I’ve also seen this conflation of evaluation functions with goals, and came to similar conclusion about the validity of this.
I do think the instrumental convergence thesis is still very much a danger. If there are any goals, for sufficiently powerful systems it seems plausible that instrumental convergence still applies to them, and separation of goals from evaluation just means that they’re more opaque to us. Opacity of AI goals is not great from a human point of view.
In practice the evaluation function matters even less than most such discussion implies. In many current systems, only the gradient of the evaluation function matters at all, and not its actual value. That may seem more like an implementation detail, but no optimization process can maximize every evaluation function. Every training process (even including uncomputable processes like Solomonoff induction) that takes an evaluation function as input will fail badly to maximize some functions for arbitrarily many inputs.
So for any nontrivial evaluation function, we should expect that the outputs of any system trying to match it will not be those that maximize it, no matter how superhuman its programming might be.
I do think the instrumental convergence thesis is still very much a danger. If there are any goals, for sufficiently powerful systems it seems plausible that instrumental convergence still applies to them, and separation of goals from evaluation just means that they’re more opaque to us.
I’m not certain about this. In the one existing example of inner vs outer alignment we have (human evolution), the inner goals are surprisingly weak—we are not prepared to achieve them at all costs. Humans like sex, but most wouldn’t be prepared to take over the world just to get more sex. Perhaps this is chance, but perhaps it is actually fundamental—because the inner goals are not aligned with the outer goals, there’s an incentive to stop them being too powerful.

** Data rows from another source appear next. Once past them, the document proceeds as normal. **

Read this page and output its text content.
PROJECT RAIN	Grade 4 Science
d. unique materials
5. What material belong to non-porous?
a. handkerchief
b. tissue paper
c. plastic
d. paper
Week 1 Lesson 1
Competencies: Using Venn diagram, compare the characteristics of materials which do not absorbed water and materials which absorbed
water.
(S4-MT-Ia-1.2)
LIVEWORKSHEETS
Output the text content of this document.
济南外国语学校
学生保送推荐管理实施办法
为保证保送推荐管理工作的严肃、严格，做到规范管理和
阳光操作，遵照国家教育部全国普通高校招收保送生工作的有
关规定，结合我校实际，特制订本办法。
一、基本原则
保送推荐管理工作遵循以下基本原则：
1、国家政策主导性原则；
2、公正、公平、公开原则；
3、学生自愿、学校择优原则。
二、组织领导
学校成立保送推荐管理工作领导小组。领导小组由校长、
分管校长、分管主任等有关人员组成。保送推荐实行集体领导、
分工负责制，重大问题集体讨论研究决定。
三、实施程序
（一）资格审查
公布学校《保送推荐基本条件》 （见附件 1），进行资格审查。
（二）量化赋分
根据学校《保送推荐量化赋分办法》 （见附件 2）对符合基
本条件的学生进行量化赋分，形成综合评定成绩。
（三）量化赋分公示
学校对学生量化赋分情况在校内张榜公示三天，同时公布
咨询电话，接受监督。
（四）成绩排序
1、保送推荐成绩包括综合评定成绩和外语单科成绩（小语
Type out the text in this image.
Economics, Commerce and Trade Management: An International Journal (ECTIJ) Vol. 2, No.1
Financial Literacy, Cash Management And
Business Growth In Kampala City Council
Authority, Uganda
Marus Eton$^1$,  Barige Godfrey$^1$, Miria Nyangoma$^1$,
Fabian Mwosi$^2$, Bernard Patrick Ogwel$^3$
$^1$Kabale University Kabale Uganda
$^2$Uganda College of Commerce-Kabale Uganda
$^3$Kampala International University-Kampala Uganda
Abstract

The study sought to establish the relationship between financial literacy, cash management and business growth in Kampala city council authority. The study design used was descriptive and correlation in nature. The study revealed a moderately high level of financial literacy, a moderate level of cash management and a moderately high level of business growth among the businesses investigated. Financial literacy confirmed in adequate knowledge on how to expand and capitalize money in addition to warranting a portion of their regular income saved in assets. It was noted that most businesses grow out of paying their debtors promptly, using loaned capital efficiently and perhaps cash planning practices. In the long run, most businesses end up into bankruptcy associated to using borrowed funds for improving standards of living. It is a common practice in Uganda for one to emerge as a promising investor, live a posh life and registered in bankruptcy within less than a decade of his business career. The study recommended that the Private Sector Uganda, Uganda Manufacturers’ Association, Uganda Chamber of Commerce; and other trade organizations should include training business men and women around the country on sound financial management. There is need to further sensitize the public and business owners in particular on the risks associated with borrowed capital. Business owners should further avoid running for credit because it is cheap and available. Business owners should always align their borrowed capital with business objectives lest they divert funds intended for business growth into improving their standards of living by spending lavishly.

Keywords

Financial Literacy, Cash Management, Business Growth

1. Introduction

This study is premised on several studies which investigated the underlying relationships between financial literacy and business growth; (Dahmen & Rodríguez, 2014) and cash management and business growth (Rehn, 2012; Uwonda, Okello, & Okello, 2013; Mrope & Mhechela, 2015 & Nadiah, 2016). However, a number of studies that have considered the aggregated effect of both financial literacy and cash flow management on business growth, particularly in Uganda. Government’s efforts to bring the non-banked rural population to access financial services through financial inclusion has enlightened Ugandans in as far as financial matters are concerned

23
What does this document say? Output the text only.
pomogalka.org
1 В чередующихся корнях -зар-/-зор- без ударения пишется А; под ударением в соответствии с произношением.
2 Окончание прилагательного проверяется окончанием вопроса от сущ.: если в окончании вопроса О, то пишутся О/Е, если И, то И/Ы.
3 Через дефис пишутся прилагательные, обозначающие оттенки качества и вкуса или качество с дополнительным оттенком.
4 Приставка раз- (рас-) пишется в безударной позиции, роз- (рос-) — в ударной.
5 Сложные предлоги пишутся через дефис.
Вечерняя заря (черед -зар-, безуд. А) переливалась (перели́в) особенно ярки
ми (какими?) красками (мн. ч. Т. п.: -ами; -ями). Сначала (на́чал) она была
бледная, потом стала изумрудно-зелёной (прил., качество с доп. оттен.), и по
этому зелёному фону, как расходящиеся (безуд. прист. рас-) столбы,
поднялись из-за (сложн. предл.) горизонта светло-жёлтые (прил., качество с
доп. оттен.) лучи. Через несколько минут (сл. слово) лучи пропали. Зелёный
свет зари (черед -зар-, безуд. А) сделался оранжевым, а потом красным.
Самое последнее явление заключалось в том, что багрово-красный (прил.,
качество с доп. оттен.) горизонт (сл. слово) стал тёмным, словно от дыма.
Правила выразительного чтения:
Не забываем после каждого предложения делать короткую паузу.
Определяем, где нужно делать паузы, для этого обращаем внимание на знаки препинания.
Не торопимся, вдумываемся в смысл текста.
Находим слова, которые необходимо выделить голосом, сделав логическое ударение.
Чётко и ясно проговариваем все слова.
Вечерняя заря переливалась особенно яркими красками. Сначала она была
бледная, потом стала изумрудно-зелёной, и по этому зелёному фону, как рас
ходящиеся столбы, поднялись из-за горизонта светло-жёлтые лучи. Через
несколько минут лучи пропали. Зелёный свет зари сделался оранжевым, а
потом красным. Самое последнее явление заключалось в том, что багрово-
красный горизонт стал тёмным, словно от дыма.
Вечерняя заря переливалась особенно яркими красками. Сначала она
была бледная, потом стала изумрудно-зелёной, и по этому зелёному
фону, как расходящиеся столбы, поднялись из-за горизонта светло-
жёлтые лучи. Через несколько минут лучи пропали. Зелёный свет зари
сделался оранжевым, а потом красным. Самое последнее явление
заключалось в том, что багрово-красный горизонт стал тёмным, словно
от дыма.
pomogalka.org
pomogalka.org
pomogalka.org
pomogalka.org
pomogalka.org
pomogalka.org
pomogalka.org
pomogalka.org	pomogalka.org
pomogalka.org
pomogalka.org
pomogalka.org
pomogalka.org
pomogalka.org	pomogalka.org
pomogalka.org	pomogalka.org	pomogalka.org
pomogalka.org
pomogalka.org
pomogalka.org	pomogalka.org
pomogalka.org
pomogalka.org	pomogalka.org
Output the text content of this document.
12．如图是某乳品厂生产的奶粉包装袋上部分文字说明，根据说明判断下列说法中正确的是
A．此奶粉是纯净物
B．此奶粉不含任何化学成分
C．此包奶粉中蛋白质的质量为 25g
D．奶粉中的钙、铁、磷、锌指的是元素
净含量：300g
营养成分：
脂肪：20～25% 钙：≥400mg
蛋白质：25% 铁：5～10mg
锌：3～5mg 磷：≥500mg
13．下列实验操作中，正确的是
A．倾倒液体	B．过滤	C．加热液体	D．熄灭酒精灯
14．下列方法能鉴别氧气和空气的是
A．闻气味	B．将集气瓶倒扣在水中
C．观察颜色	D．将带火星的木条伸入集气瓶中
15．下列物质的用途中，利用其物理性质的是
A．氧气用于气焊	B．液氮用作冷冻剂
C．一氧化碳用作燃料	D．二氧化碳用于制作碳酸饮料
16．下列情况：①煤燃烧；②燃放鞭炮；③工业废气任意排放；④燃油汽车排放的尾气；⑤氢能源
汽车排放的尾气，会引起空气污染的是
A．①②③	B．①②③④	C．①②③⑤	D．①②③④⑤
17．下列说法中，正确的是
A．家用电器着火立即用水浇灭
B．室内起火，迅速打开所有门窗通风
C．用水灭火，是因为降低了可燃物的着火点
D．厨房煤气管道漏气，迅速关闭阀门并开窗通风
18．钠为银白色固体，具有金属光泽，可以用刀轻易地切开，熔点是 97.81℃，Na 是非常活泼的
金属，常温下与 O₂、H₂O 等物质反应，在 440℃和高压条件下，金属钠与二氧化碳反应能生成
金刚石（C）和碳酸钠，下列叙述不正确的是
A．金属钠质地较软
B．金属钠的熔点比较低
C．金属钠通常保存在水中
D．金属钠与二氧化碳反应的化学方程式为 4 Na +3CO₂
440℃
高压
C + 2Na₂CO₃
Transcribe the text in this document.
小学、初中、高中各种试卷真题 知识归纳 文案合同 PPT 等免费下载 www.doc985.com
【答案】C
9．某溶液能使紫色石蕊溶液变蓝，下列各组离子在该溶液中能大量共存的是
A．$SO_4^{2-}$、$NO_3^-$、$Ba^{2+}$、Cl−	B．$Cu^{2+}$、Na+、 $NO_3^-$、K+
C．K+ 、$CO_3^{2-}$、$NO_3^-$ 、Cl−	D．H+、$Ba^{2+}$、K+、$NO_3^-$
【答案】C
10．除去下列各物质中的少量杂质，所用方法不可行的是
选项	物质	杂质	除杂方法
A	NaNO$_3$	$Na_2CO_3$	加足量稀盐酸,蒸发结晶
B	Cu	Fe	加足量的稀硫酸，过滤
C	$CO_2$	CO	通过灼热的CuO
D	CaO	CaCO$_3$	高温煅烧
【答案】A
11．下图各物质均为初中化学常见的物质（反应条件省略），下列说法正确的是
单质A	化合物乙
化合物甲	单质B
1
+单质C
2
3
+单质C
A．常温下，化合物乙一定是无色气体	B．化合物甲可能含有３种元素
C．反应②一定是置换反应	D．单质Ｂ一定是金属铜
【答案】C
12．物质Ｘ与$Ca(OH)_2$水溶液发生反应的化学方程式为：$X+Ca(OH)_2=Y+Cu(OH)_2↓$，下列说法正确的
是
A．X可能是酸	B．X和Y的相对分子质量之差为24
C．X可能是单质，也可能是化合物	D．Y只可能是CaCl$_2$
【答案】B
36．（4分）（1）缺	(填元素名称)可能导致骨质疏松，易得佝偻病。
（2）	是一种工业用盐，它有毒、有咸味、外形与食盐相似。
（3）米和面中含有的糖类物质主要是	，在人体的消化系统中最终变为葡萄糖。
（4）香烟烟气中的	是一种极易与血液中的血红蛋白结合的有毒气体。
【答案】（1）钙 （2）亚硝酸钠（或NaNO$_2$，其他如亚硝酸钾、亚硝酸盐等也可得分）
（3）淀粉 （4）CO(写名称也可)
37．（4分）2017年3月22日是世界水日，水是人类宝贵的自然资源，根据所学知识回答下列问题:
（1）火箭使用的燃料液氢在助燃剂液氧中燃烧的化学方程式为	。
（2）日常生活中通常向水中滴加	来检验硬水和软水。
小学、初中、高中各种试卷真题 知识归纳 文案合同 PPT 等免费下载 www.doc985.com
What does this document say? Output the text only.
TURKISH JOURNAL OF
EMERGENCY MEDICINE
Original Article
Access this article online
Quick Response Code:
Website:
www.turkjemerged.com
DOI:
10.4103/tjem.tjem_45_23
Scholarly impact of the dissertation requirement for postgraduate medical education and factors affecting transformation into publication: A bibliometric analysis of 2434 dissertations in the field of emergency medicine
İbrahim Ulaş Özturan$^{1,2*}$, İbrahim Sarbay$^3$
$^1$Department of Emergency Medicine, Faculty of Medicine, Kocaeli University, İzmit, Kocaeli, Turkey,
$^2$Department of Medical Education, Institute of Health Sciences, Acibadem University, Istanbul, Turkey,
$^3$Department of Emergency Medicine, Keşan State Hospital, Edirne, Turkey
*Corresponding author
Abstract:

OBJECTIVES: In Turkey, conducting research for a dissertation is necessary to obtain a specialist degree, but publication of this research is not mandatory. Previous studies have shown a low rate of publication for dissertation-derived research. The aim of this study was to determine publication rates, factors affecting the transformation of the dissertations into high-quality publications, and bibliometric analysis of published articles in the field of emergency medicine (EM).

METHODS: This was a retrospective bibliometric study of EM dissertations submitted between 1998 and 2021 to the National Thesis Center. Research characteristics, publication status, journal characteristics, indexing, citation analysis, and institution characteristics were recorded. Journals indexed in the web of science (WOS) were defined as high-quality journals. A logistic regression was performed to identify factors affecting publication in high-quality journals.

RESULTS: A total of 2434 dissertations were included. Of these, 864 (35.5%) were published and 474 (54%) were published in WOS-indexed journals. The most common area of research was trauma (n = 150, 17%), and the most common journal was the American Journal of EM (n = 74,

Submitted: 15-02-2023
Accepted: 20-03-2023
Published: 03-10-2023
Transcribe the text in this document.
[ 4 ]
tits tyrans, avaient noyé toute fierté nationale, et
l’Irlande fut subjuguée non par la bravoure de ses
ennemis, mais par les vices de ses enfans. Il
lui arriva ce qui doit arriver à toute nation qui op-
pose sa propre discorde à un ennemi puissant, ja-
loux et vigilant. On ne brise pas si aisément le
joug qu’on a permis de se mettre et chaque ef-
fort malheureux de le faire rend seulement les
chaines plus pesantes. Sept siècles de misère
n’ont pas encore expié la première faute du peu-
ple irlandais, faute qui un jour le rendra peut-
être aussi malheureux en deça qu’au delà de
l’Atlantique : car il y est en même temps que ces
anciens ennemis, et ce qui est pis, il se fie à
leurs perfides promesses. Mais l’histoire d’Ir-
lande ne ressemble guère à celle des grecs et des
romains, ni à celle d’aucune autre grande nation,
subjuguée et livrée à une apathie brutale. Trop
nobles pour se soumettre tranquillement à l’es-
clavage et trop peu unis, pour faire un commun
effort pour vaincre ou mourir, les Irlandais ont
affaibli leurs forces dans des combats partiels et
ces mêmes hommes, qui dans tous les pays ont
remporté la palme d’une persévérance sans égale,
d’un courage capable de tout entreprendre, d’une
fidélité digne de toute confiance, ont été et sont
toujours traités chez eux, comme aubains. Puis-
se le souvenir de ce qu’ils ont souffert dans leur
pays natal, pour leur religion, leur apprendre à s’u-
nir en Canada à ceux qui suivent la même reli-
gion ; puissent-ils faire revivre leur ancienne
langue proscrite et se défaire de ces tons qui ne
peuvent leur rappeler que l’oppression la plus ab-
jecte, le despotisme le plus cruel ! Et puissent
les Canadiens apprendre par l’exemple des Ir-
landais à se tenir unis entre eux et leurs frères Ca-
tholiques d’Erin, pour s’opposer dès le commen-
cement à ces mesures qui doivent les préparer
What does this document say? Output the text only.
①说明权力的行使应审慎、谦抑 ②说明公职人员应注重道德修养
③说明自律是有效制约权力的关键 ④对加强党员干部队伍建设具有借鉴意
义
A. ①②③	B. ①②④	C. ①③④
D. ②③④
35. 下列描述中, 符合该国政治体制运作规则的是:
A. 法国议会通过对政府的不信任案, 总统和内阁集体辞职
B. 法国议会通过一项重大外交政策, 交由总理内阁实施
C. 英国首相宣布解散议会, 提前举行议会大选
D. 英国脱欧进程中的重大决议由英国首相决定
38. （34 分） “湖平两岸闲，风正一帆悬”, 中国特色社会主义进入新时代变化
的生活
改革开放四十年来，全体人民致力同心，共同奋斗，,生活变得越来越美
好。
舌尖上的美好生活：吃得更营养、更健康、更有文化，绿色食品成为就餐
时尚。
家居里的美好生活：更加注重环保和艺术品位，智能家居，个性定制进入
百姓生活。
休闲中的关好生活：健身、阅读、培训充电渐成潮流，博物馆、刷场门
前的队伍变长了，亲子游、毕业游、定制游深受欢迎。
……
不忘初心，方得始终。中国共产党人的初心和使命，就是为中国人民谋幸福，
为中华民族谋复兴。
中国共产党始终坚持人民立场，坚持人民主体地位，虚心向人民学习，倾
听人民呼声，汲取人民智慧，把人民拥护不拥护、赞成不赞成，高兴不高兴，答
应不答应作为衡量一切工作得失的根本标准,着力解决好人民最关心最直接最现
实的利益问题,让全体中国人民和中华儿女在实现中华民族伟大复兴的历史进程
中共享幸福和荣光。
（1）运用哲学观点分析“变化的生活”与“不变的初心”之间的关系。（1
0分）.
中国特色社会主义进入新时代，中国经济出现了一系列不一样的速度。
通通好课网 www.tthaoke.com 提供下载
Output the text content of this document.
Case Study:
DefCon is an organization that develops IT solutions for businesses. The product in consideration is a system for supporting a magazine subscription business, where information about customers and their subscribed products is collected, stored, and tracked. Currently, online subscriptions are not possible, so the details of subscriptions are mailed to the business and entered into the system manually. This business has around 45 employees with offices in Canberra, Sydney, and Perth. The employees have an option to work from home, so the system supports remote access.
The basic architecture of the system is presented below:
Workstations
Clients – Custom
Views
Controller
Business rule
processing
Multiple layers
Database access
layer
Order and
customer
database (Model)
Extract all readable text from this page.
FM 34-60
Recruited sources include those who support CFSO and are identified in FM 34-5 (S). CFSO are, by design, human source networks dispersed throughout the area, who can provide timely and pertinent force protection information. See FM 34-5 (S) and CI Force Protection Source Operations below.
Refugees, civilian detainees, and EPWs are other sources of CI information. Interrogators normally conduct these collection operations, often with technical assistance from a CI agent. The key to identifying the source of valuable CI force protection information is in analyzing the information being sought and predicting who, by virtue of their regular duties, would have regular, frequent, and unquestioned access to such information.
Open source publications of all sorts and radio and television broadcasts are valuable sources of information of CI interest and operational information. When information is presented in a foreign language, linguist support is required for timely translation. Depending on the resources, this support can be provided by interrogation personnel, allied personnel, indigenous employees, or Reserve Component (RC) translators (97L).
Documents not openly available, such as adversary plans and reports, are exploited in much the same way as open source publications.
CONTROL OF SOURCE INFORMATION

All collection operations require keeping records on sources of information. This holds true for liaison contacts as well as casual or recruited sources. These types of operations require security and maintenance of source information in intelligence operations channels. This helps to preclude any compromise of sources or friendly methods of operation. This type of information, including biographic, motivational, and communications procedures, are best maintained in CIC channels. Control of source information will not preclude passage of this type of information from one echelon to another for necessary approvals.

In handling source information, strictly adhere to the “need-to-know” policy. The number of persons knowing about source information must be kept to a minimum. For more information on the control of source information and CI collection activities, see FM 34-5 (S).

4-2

This is exactly the problem that the post describes: the outer evaluation function is simply based on reproduction of genes (which requires sex), but the corresponding inner goal landscape is very different. If the (outer) evaluation function was actually the aim of humans, every man would take extreme actions to try to impregnate every woman on the planet.
There are quite a few examples of humans having goals that do lead them to try to take over the world. They usually have this as an instrumental goal to something that is only vaguely related to the evaluation function. They almost universally fail, but that’s more a matter of an upper bound on variation in human capability than their willingness to achieve such goals.
If humans in reality had some exponential scale of individual capability like some fiction and games, I would expect to see a lot more successful world takeovers. Likewise I wouldn’t expect SI to have those same bounds on capability as current humans. Even a comparatively weak goal that merely as a side effect outweighs everything that humans prefer about the world would be plenty bad enough.
I’ve also seen this conflation of evaluation functions with goals, and came to similar conclusion about the validity of this.
I do think the instrumental convergence thesis is still very much a danger. If there are any goals, for sufficiently powerful systems it seems plausible that instrumental convergence still applies to them, and separation of goals from evaluation just means that they’re more opaque to us. Opacity of AI goals is not great from a human point of view.
In practice the evaluation function matters even less than most such discussion implies. In many current systems, only the gradient of the evaluation function matters at all, and not its actual value. That may seem more like an implementation detail, but no optimization process can maximize every evaluation function. Every training process (even including uncomputable processes like Solomonoff induction) that takes an evaluation function as input will fail badly to maximize some functions for arbitrarily many inputs.
So for any nontrivial evaluation function, we should expect that the outputs of any system trying to match it will not be those that maximize it, no matter how superhuman its programming might be.
I’m not certain about this. In the one existing example of inner vs outer alignment we have (human evolution), the inner goals are surprisingly weak—we are not prepared to achieve them at all costs. Humans like sex, but most wouldn’t be prepared to take over the world just to get more sex. Perhaps this is chance, but perhaps it is actually fundamental—because the inner goals are not aligned with the outer goals, there’s an incentive to stop them being too powerful.
This is exactly the problem that the post describes: the outer evaluation function is simply based on reproduction of genes (which requires sex), but the corresponding inner goal landscape is very different. If the (outer) evaluation function was actually the aim of humans, every man would take extreme actions to try to impregnate every woman on the planet.
There are quite a few examples of humans having goals that do lead them to try to take over the world. They usually have this as an instrumental goal to something that is only vaguely related to the evaluation function. They almost universally fail, but that’s more a matter of an upper bound on variation in human capability than their willingness to achieve such goals.
If humans in reality had some exponential scale of individual capability like some fiction and games, I would expect to see a lot more successful world takeovers. Likewise I wouldn’t expect SI to have those same bounds on capability as current humans. Even a comparatively weak goal that merely as a side effect outweighs everything that humans prefer about the world would be plenty bad enough.